O kadar yazıyorum emeğimin karşılığı için oy vermeyi ve isterseniz yorum yapmayı unutmayın.
Keyifli okumalar🎶
Tuanadan
Adının Pınar olduğunu öğrendiğim kızı eve bıraktıktan sonra eve gelmiştik. O ona numarasını vermişti ihtiyacı olduğunda ulaşması için, kız da ona vermişti. Fakat ben vermeyi tercih etmemiştim. Her kurtardığıma numaramı verseydim şuan rehberim taşıyor olurdu.
Ona televizyonu açabileceğini söylemiştim. Fakat o uyumayı tercih etmişti. Veya televizyonun çıkaracağı sesten rahatsız olacağımı düşünmüştü bilemiyorum.
Ben ise odamda oturmuş kulaklıklarımla şarkı dinliyordum, dinlediğim şarkı ise Sezen Aksu - Küçüğüm'dü kendimle özleştirdiğim şarkılardan biriydi.
Küçüğüm daha çok küçüğüm
Bu yüzden bütün hatalarımBöyle mi temize çekecektim yaptıklarımı, böyle mi avunduracaktım kendimi gerçi yaparken bedenim küçük ruhum büyüktü. O yüzden buna da sığınamazdım ki...
Elimde yalandan kocaman rengarenk
Geçici oyuncak zaferler...Geçici... Oyuncak... Burukça gülümsedim. Belki de hiç doğru düzgün bir oyuncağım olmadığı için zaferlerimi oyuncak yapmışımdır. Belki de geçmişim kalıcı olduğu için zaferlerim geçicidir.
🎼Kulüpten çıktıktan sonra sahile gelmiştik. Daha doğrusu ben geldiğim için o da gelmişti. Kayalıklardan birine oturdum. O da mesafe bırakarak yanıma oturdu. Güneşin doğmasına az kalmıştı. İkimizde denizi seyrediyorduk.
Kulağıma tanıdık bir melodi geldi. Şarkı açmıştı. Fakat sonra yalnız olmadığını hatırlamış olacak ki müziği kapatmaya yeltendi. Elimi kaldırdım kapatmaması için. O da elini geri cebine koydu.
Ayaklarım boşlukta, ellerim iki yanıma kayalıklara dayalı bir şekilde oturuyordum. Onunda ayakları boşluktaydı ama onun elleri cebindeydi. Açtığı şarkı Cem Adrian'ın Kül şarkısıydı dinlemişliğim vardı.
Kül olur kalbindeki zamanla
"Senin kalbinde kül olan biri veya birileri var mı? " sorusuyla beraber gülmek istedim fakat gülmedim.

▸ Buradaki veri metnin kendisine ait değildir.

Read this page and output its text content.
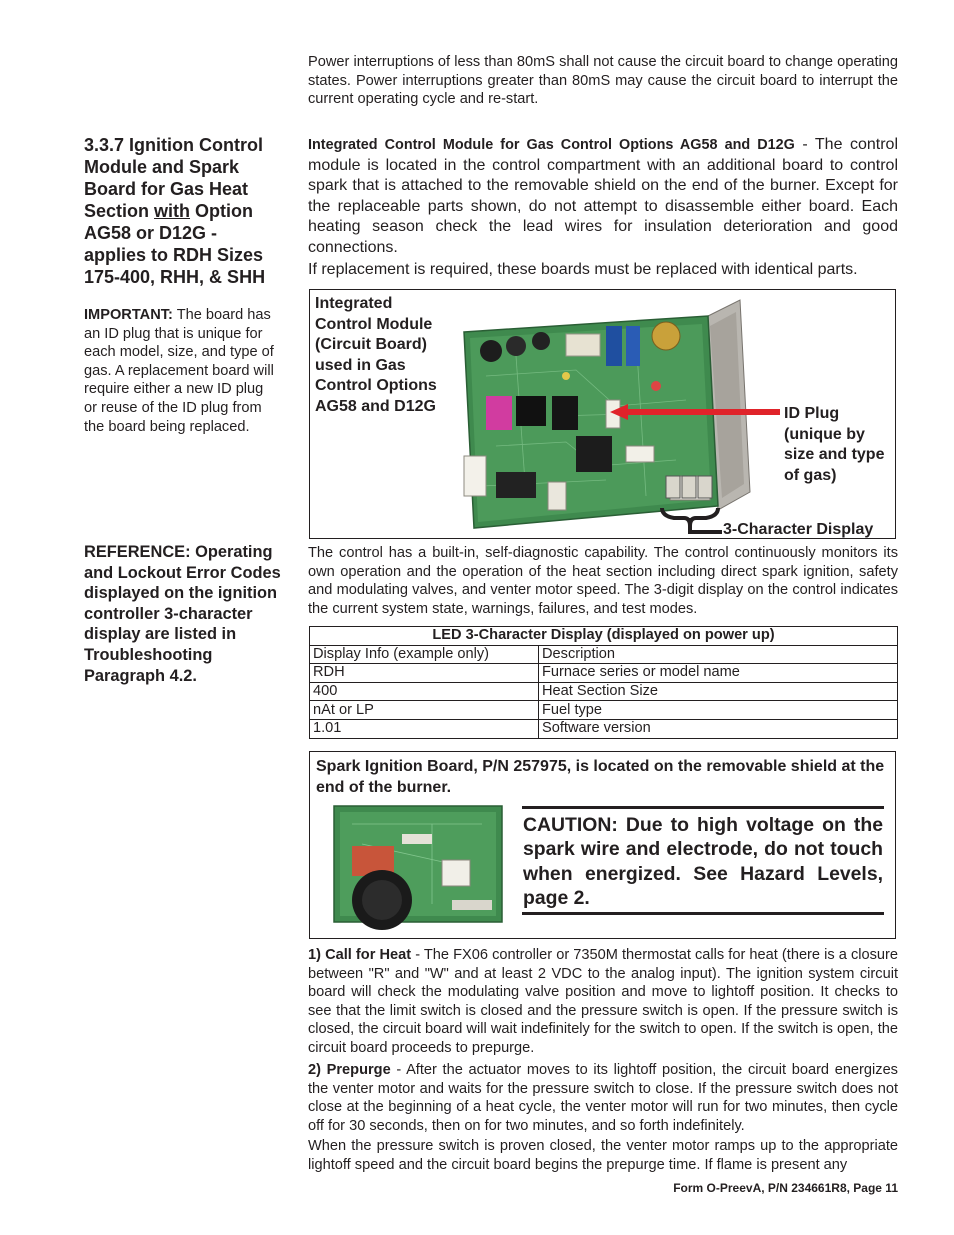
Power interruptions of less than 80mS shall not cause the circuit board to change operating states. Power interruptions greater than 80mS may cause the circuit board to interrupt the current operating cycle and re-start.

3.3.7 Ignition Control Module and Spark Board for Gas Heat Section with Option AG58 or D12G - applies to RDH Sizes 175-400, RHH, & SHH
IMPORTANT: The board has an ID plug that is unique for each model, size, and type of gas. A replacement board will require either a new ID plug or reuse of the ID plug from the board being replaced.
REFERENCE: Operating and Lockout Error Codes displayed on the ignition controller 3-character display are listed in Troubleshooting Paragraph 4.2.

Integrated Control Module for Gas Control Options AG58 and D12G - The control module is located in the control compartment with an additional board to control spark that is attached to the removable shield on the end of the burner. Except for the replaceable parts shown, do not attempt to disassemble either board. Each heating season check the lead wires for insulation deterioration and good connections.

If replacement is required, these boards must be replaced with identical parts.

Integrated Control Module (Circuit Board) used in Gas Control Options AG58 and D12G	ID Plug (unique by size and type of gas)
3-Character Display

The control has a built-in, self-diagnostic capability. The control continuously monitors its own operation and the operation of the heat section including direct spark ignition, safety and modulating valves, and venter motor speed. The 3-digit display on the control indicates the current system state, warnings, failures, and test modes.

LED 3-Character Display (displayed on power up)	
Display Info (example only)	Description
RDH	Furnace series or model name
400	Heat Section Size
nAt or LP	Fuel type
1.01	Software version
Spark Ignition Board, P/N 257975, is located on the removable shield at the end of the burner.
CAUTION: Due to high voltage on the spark wire and electrode, do not touch when energized. See Hazard Levels, page 2.

1) Call for Heat - The FX06 controller or 7350M thermostat calls for heat (there is a closure between "R" and "W" and at least 2 VDC to the analog input). The ignition system circuit board will check the modulating valve position and move to lightoff position. It checks to see that the limit switch is closed and the pressure switch is open. If the pressure switch is closed, the circuit board will wait indefinitely for the switch to open. If the switch is open, the circuit board proceeds to prepurge.

2) Prepurge - After the actuator moves to its lightoff position, the circuit board energizes the venter motor and waits for the pressure switch to close. If the pressure switch does not close at the beginning of a heat cycle, the venter motor will run for two minutes, then cycle off for 30 seconds, then on for two minutes, and so forth indefinitely.

When the pressure switch is proven closed, the venter motor ramps up to the appropriate lightoff speed and the circuit board begins the prepurge time. If flame is present any

Form O-PreevA, P/N 234661R8, Page 11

"Kalbimde birinin veya birilerinin kül olması için öncelikle bir kalbimin olması lazım" diye cevap verdim.
"Bundan farklı bir anlam çıkarılabilir." omuz silktim
"Çıksın banane" dedim.
"Nasıl bu kadar umursamaz olabiliyorsun? " dedi.

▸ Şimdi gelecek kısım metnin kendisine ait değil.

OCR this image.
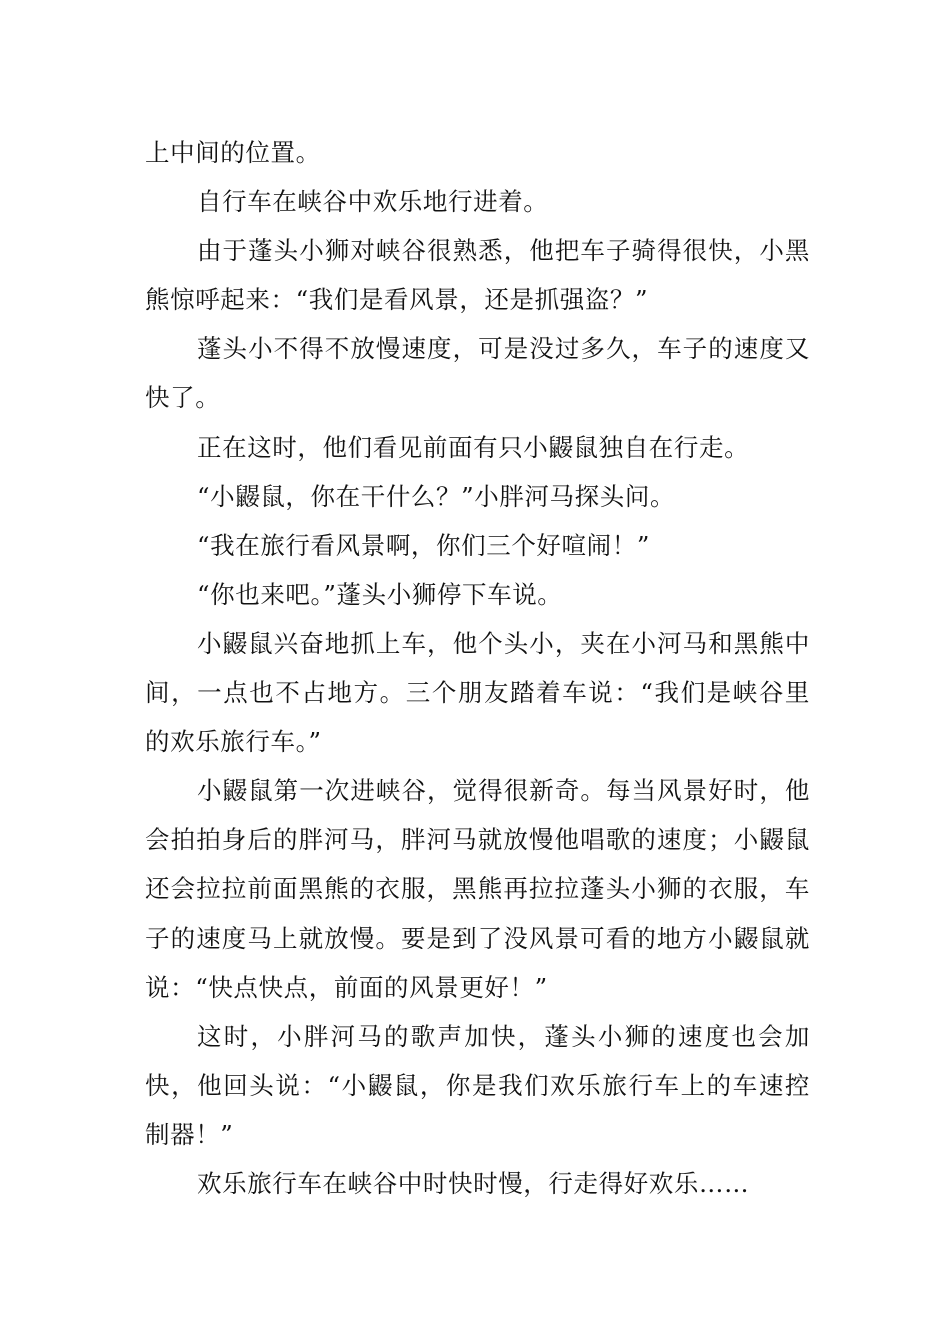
上中间的位置。

自行车在峡谷中欢乐地行进着。

由于蓬头小狮对峡谷很熟悉，他把车子骑得很快，小黑熊惊呼起来：“我们是看风景，还是抓强盗？”

蓬头小不得不放慢速度，可是没过多久，车子的速度又快了。

正在这时，他们看见前面有只小鼹鼠独自在行走。

“小鼹鼠，你在干什么？”小胖河马探头问。

“我在旅行看风景啊，你们三个好喧闹！”

“你也来吧。”蓬头小狮停下车说。

小鼹鼠兴奋地抓上车，他个头小，夹在小河马和黑熊中间，一点也不占地方。三个朋友踏着车说：“我们是峡谷里的欢乐旅行车。”

小鼹鼠第一次进峡谷，觉得很新奇。每当风景好时，他会拍拍身后的胖河马，胖河马就放慢他唱歌的速度；小鼹鼠还会拉拉前面黑熊的衣服，黑熊再拉拉蓬头小狮的衣服，车子的速度马上就放慢。要是到了没风景可看的地方小鼹鼠就说：“快点快点，前面的风景更好！”

这时，小胖河马的歌声加快，蓬头小狮的速度也会加快，他回头说：“小鼹鼠，你是我们欢乐旅行车上的车速控制器！”

欢乐旅行车在峡谷中时快时慢，行走得好欢乐……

"Asıl sen nasıl daha ismini bile bilmediğin birinin evinde kalabiliyorsun? " sorusuna soruyla cevap verdim.
Başını bana doğru çevirdi ben ise hala denize bakıyordum."Ne demeye çalışıyorsun?"
"Daha sadece bir iki gün gördüğün birinin evinde kalmak? Hiç mi demiyorsun bana bir şey yapar diye? " dedim.
"Yapmayacağını biliyorum. Sonuçta Yağız'ın arkadaşıyım ve sende Yağız'ı çok seviyorsun o yüzden bir şey yapmazsın diye düşünüyorum. Yapsan da bir şey fark etmez. Arkamdan ağlayacak 3 4 kişi var , ayrıca ben sen değilim." diye cevap verdi.
"Olamazsın zaten." dedim. Önüne döndü.
Güneş doğmaya başlamıştı. Yeni bir gün daha eklenmişti bu boktan hayatıma. Bugün acaba kaç kişi ölecekti. Kaç kadın daha öldürüldükten sonra fark edilecekti veya yine fark edilemeyecekti. Kaç çocuk kaç kadın tacize uğrayacaktı kim bilir.